Le monde sportif se caractérise également par une absence quasi-totale de droit du travail. Le rapport entre les parties-prenantes (la stimulation virulente comme motivation au dépassement de soi, le pouvoir absolu de sélection, la légitimité de la révocation en cas de baisse perceptible de performance ou de motivation…) offre une très grande flexibilité dans la gestion de la force de travail.

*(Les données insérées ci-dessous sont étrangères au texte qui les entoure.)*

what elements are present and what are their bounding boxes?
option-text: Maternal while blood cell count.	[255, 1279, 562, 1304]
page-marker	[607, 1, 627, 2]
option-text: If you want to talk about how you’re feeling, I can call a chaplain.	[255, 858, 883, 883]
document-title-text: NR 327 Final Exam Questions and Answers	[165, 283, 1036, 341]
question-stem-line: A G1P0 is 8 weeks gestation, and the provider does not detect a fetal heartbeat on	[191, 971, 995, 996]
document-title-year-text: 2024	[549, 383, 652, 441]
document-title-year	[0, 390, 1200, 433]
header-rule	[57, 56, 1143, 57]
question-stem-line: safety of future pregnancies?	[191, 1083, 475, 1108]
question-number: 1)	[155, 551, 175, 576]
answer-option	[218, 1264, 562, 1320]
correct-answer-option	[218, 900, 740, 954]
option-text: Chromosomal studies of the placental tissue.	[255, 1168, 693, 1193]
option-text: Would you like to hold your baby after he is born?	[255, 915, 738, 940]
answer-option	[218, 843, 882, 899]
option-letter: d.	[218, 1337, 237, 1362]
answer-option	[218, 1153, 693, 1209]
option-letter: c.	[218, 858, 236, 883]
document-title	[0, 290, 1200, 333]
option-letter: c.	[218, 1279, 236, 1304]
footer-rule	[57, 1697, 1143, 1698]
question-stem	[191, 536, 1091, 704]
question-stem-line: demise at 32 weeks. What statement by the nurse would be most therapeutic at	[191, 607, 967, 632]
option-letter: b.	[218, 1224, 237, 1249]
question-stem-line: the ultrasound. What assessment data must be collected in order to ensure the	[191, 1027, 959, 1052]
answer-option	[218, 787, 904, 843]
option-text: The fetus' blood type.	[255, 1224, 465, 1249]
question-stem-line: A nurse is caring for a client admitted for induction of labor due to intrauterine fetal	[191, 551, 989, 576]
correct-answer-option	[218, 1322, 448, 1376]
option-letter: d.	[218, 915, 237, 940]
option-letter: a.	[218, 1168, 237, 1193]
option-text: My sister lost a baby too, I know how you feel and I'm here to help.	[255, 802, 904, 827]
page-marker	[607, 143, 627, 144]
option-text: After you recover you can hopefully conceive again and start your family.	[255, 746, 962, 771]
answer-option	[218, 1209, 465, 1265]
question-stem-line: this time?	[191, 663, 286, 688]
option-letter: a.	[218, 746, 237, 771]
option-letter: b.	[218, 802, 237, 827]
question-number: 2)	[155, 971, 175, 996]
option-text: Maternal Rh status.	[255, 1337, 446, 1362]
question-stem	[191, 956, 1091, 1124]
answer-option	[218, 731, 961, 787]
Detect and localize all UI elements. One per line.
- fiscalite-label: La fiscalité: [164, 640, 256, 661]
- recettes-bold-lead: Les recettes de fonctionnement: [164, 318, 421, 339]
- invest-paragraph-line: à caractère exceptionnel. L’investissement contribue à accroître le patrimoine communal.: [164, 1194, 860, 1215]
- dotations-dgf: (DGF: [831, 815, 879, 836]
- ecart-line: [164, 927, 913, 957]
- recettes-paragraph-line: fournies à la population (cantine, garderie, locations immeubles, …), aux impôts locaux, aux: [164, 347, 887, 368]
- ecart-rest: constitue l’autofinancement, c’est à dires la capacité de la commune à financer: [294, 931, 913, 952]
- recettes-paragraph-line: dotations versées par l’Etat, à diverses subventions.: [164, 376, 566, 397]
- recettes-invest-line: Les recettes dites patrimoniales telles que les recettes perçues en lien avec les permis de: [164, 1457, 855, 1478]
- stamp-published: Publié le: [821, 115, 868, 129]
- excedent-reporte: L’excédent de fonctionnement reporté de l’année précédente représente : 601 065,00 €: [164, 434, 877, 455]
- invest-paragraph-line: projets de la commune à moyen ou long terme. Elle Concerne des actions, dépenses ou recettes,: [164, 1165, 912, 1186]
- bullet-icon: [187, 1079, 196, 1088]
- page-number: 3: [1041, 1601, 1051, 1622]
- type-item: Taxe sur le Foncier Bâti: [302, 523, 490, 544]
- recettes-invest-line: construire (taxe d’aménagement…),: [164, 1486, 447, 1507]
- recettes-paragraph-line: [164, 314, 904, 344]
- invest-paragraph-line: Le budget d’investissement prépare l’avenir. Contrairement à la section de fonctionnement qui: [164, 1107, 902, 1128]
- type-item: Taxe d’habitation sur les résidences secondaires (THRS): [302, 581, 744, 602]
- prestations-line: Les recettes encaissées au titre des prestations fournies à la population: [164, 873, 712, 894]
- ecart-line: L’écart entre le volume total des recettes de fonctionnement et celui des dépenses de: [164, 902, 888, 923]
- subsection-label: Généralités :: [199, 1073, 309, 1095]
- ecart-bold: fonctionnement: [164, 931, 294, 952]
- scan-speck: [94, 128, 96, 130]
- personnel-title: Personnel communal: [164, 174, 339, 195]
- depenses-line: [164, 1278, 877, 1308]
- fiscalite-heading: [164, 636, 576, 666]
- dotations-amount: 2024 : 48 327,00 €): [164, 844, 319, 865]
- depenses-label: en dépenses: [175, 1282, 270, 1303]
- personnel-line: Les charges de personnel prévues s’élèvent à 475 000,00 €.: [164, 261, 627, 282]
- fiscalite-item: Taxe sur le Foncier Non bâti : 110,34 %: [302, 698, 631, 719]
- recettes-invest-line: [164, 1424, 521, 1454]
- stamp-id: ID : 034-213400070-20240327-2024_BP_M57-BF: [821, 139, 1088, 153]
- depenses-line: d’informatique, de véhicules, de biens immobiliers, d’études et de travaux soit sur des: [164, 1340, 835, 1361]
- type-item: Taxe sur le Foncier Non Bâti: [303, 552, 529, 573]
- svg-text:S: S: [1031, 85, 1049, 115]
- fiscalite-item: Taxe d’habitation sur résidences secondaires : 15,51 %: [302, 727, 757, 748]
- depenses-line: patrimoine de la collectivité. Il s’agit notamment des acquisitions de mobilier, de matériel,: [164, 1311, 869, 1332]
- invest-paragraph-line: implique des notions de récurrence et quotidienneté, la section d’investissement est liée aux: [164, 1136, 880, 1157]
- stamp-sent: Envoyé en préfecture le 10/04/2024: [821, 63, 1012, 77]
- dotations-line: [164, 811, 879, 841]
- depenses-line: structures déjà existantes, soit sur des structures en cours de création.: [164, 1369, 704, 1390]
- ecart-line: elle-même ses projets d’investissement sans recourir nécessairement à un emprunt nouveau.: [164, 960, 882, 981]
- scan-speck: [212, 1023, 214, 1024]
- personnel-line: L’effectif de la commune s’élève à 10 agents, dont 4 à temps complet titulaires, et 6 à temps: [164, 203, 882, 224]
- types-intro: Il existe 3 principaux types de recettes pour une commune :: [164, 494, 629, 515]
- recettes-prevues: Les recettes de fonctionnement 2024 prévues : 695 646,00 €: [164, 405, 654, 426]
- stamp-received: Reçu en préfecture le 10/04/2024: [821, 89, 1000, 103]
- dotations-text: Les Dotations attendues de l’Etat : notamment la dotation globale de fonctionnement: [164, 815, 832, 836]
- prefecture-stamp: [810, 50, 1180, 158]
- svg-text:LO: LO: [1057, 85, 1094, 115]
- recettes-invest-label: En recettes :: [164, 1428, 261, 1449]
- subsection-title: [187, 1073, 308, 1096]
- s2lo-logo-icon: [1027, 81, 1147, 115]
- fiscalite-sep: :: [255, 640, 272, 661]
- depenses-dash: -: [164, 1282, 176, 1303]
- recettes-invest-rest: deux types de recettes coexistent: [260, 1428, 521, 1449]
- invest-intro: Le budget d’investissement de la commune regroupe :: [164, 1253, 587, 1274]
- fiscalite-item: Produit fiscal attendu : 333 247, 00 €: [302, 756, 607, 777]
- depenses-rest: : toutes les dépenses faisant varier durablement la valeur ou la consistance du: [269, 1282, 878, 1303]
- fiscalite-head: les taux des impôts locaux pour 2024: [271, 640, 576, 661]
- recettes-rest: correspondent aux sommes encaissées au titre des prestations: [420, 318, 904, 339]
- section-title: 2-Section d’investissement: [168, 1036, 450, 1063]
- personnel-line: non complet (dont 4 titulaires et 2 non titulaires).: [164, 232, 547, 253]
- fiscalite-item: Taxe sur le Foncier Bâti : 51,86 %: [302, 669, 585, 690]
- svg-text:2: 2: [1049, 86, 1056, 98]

A contrario, la réglementation de l’emploi contraint fortement la marge de manœuvre de l’entreprise en matière de gestion des ressources humaines. Le coaching sportif, quant à lui, est marqué par un style de commandement autocratique, voire autoritaire, peu traversé par des exigences démocratiques tant l’obligation ultime est la fabrication de sportifs performants au moment M. Dans l’entreprise, le management est davantage participatif, par nécessité juridique, puisqu’il doit intégrer le droit de représentation du personnel supposant négociation formelle et compromis institutionnalisé.
Enfin, la logique de production du résultat dans le sport est, par définition, fondée sur des coups programmés longtemps à l’avance et peu sujets à fluctuation. Cette forte prévisibilité dans l’organisation de l’activité se double du fait que les à-coups viennent de l’intérieur (méforme du sportif, accident…).
Dans l’entreprise, la logique de production du résultat repose sur des créneaux supposant d’être identifiés et poursuivis sur le moyen terme au moins. Les objectifs sont continus et le résultat doit être tenu, faut d’absorption par la concurrence ou de disparition pure et simple. Les à-coups viennent de l’extérieur (baisse de la demande, dérégulation des marchés…).
Conséquence, dans le premier cas, il est nécessaire d’organiser des phases significatives de récupération ; après la performance, le sportif souffle, se fait masser, est soigné…
Dans le second cas, la haute performance attendues des salariés ne s’accompagne jamais d’une semaine de répit à Djerba ou ailleurs ; le droit aux congés est indépendant de la performance. La production à flux tendu se fait sans temps de récupération, sans suivi individuel de la forme.
Faut-il, en conséquence en rester là et considérer que ces deux mondes, par trop différents malgré leur apparente proximité, sont étanches l’un à l’autre et qu’il y a peu de transferts envisageables ? Ce serait aller trop vite en besogne. Mon propos d’humeur visait uniquement à attirer l’attention sur une non-immédiateté du transfert des bonnes pratiques du sport vers l’entreprise et à engager la réflexion sur les conditions de tels emprunts en tenant compte des différences de contexte.